Thursday, January 28, 2010

link!!

my aunt sent me this article, and i obviously loved it because it totally makes me feel validated for the barefoot thing. just thought i'd share!

Wednesday, January 27, 2010

yikes.

so the run today was psychologically pretty good, and physically terrible. it started out promising, i felt strong, the weather was great, my ipod was picking good songs. and then i got a side stitch from hell. that wouldn't go away. i walked for a few minutes, tried to run again and barely lasted a minute and a half. so again i tried to walk it off, and had to alternate walking and jogging for short intervals for the next 10 minutes or so, then it took me like 15 minutes to walk back home. in the intervals, my knee started hurting, then a couple bones on the bottom of my foot, then my hip, then my toenails actually. so yeah. i'm trying to wear my toe shoes more even when i'm not running so my feet can get more used to them, and in places stretch them where they might need it. and to build up my feet and ankle muscles. well at least i got outside today. this week is going to be a, have to stay outside for 30 minutes each session, week. even if that means walking. hopefully next run will be better and i'll start to see some improvement.

Monday, January 25, 2010

Doggies make me smile

I ran today. Which is good since last week I only ran once. Oops. But I totally have a plan! Instead of running three times a week, I'm going to shoot for four. I really want to run the whole race, so since I've been a bit of a slacker I feel that I need to step it up a bit.

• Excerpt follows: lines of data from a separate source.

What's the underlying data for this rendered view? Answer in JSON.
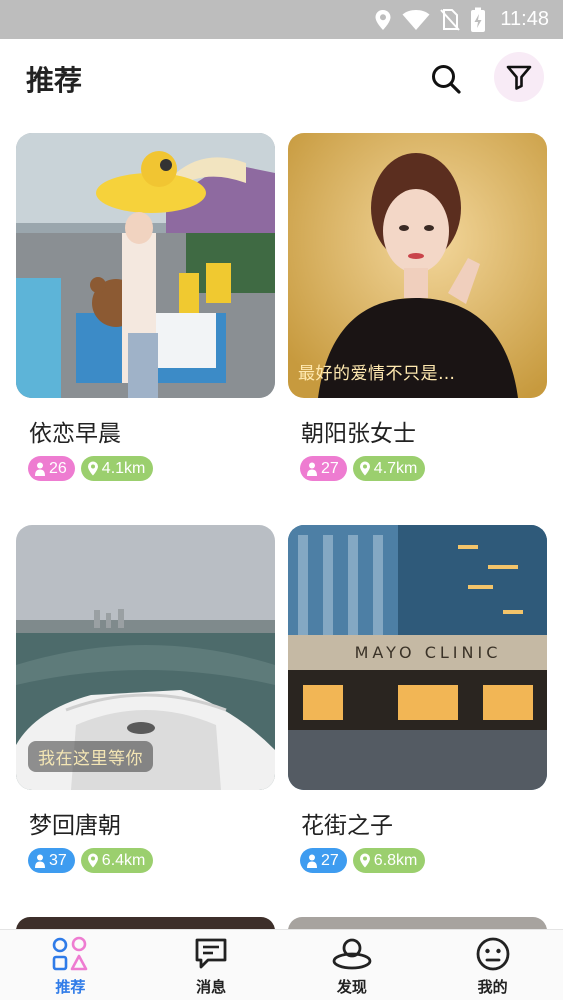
{
  "status_bar": {
    "time": "11:48",
    "icons": [
      "location-icon",
      "wifi-icon",
      "no-sim-icon",
      "battery-charging-icon"
    ]
  },
  "header": {
    "title": "推荐",
    "search_icon": "search-icon",
    "filter_icon": "filter-icon"
  },
  "cards": [
    {
      "name": "依恋早晨",
      "caption": "",
      "gender": "female",
      "age": "26",
      "distance": "4.1km"
    },
    {
      "name": "朝阳张女士",
      "caption": "最好的爱情不只是…",
      "gender": "female",
      "age": "27",
      "distance": "4.7km"
    },
    {
      "name": "梦回唐朝",
      "caption": "我在这里等你",
      "gender": "male",
      "age": "37",
      "distance": "6.4km"
    },
    {
      "name": "花街之子",
      "caption": "",
      "gender": "male",
      "age": "27",
      "distance": "6.8km"
    }
  ],
  "building_sign": "MAYO CLINIC",
  "colors": {
    "female_tag": "#ee7cd1",
    "male_tag": "#3e9cf0",
    "distance_tag": "#9bcf6e",
    "active_nav": "#2f7be8"
  },
  "bottom_nav": [
    {
      "label": "推荐",
      "icon": "shapes-icon",
      "active": true
    },
    {
      "label": "消息",
      "icon": "chat-icon",
      "active": false
    },
    {
      "label": "发现",
      "icon": "discover-icon",
      "active": false
    },
    {
      "label": "我的",
      "icon": "smiley-icon",
      "active": false
    }
  ]
}
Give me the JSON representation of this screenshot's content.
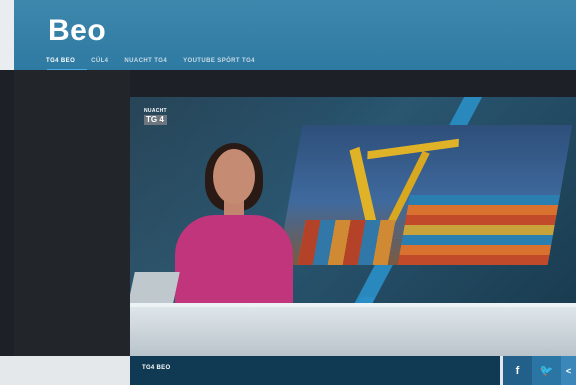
{
  "header": {
    "logo": "Beo",
    "tabs": [
      {
        "label": "TG4 BEO",
        "active": true
      },
      {
        "label": "CÚL4",
        "active": false
      },
      {
        "label": "NUACHT TG4",
        "active": false
      },
      {
        "label": "YOUTUBE SPÓRT TG4",
        "active": false
      }
    ]
  },
  "player": {
    "channel_logo_top": "NUACHT",
    "channel_logo_bottom": "TG 4",
    "controls_text": "⋯  ⚙  ⤢"
  },
  "footer": {
    "label": "TG4 BEO",
    "share": {
      "facebook": "f",
      "twitter": "🐦",
      "more": "<"
    }
  },
  "colors": {
    "header": "#3e87ad",
    "accent": "#46b0e4",
    "footer_bar": "#103a54"
  }
}
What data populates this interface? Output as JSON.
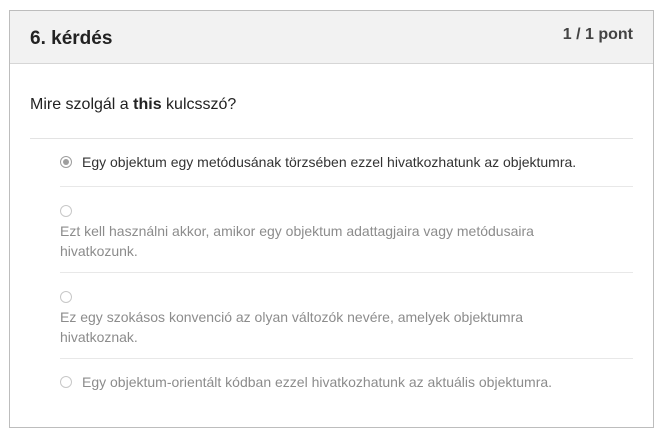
{
  "question": {
    "title": "6. kérdés",
    "points": "1 / 1 pont",
    "text_before": "Mire szolgál a ",
    "text_keyword": "this",
    "text_after": " kulcsszó?"
  },
  "answers": [
    {
      "label": "Egy objektum egy metódusának törzsében ezzel hivatkozhatunk az objektumra.",
      "selected": true
    },
    {
      "label": "Ezt kell használni akkor, amikor egy objektum adattagjaira vagy metódusaira hivatkozunk.",
      "selected": false
    },
    {
      "label": "Ez egy szokásos konvenció az olyan változók nevére, amelyek objektumra hivatkoznak.",
      "selected": false
    },
    {
      "label": "Egy objektum-orientált kódban ezzel hivatkozhatunk az aktuális objektumra.",
      "selected": false
    }
  ],
  "colors": {
    "header_bg": "#f2f2f2",
    "border": "#bdbdbd",
    "selected_radio": "#9e9e9e",
    "muted_text": "#8c8c8c"
  }
}
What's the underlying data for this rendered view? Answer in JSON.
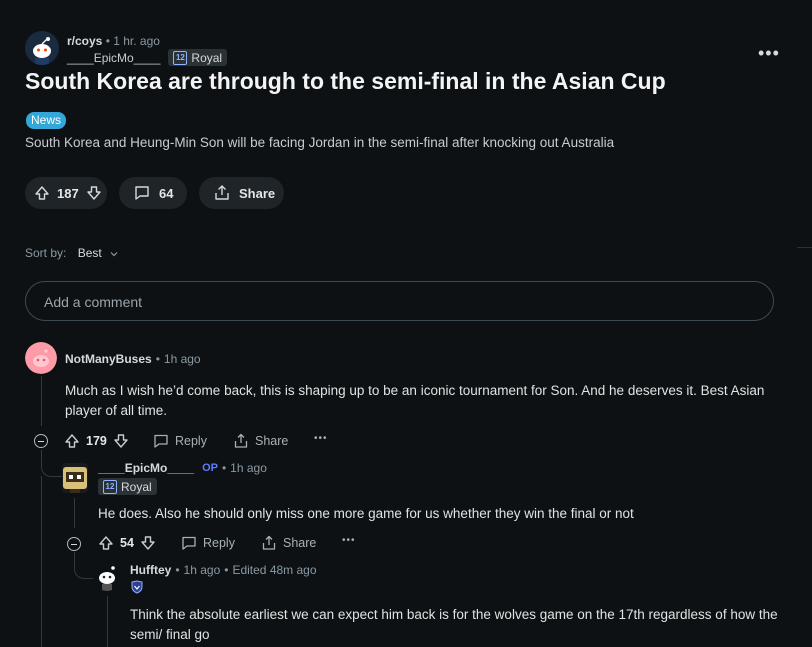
{
  "post": {
    "subreddit": "r/coys",
    "time": "1 hr. ago",
    "author": "____EpicMo____",
    "flair_badge": "12",
    "flair_text": "Royal",
    "more": "•••",
    "title": "South Korea are through to the semi-final in the Asian Cup",
    "tag": "News",
    "body": "South Korea and Heung-Min Son will be facing Jordan in the semi-final after knocking out Australia",
    "score": "187",
    "comments": "64",
    "share": "Share"
  },
  "sort": {
    "label": "Sort by:",
    "value": "Best"
  },
  "comment_box": {
    "placeholder": "Add a comment"
  },
  "comments": [
    {
      "author": "NotManyBuses",
      "time": "1h ago",
      "text": "Much as I wish he’d come back, this is shaping up to be an iconic tournament for Son. And he deserves it. Best Asian player of all time.",
      "score": "179",
      "reply": "Reply",
      "share": "Share",
      "more": "•••"
    },
    {
      "author": "____EpicMo____",
      "op": "OP",
      "time": "1h ago",
      "flair_badge": "12",
      "flair_text": "Royal",
      "text": "He does. Also he should only miss one more game for us whether they win the final or not",
      "score": "54",
      "reply": "Reply",
      "share": "Share",
      "more": "•••"
    },
    {
      "author": "Hufftey",
      "time": "1h ago",
      "edited": "Edited 48m ago",
      "text": "Think the absolute earliest we can expect him back is for the wolves game on the 17th regardless of how the semi/ final go"
    }
  ],
  "colors": {
    "background": "#0e1113",
    "tag": "#33a8d8",
    "op": "#5c7cff",
    "pill": "#1e2427"
  }
}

Today's run went okay. It was cold, but not freezing, so that was positive. I ran a different way than normal and that added something different to my run. Which was totally good because I couldn't find my earphones so I couldn't listen to music. I got a few stitches in my side, which wasn't pleasant, but I totally pushed on. I'm still in the walking/running phase, but hopefully soon I'll be at the straight running phase. That would be good. At the end of my run there was a guy walking his adorable doggie and it made me smile. And keep going. :)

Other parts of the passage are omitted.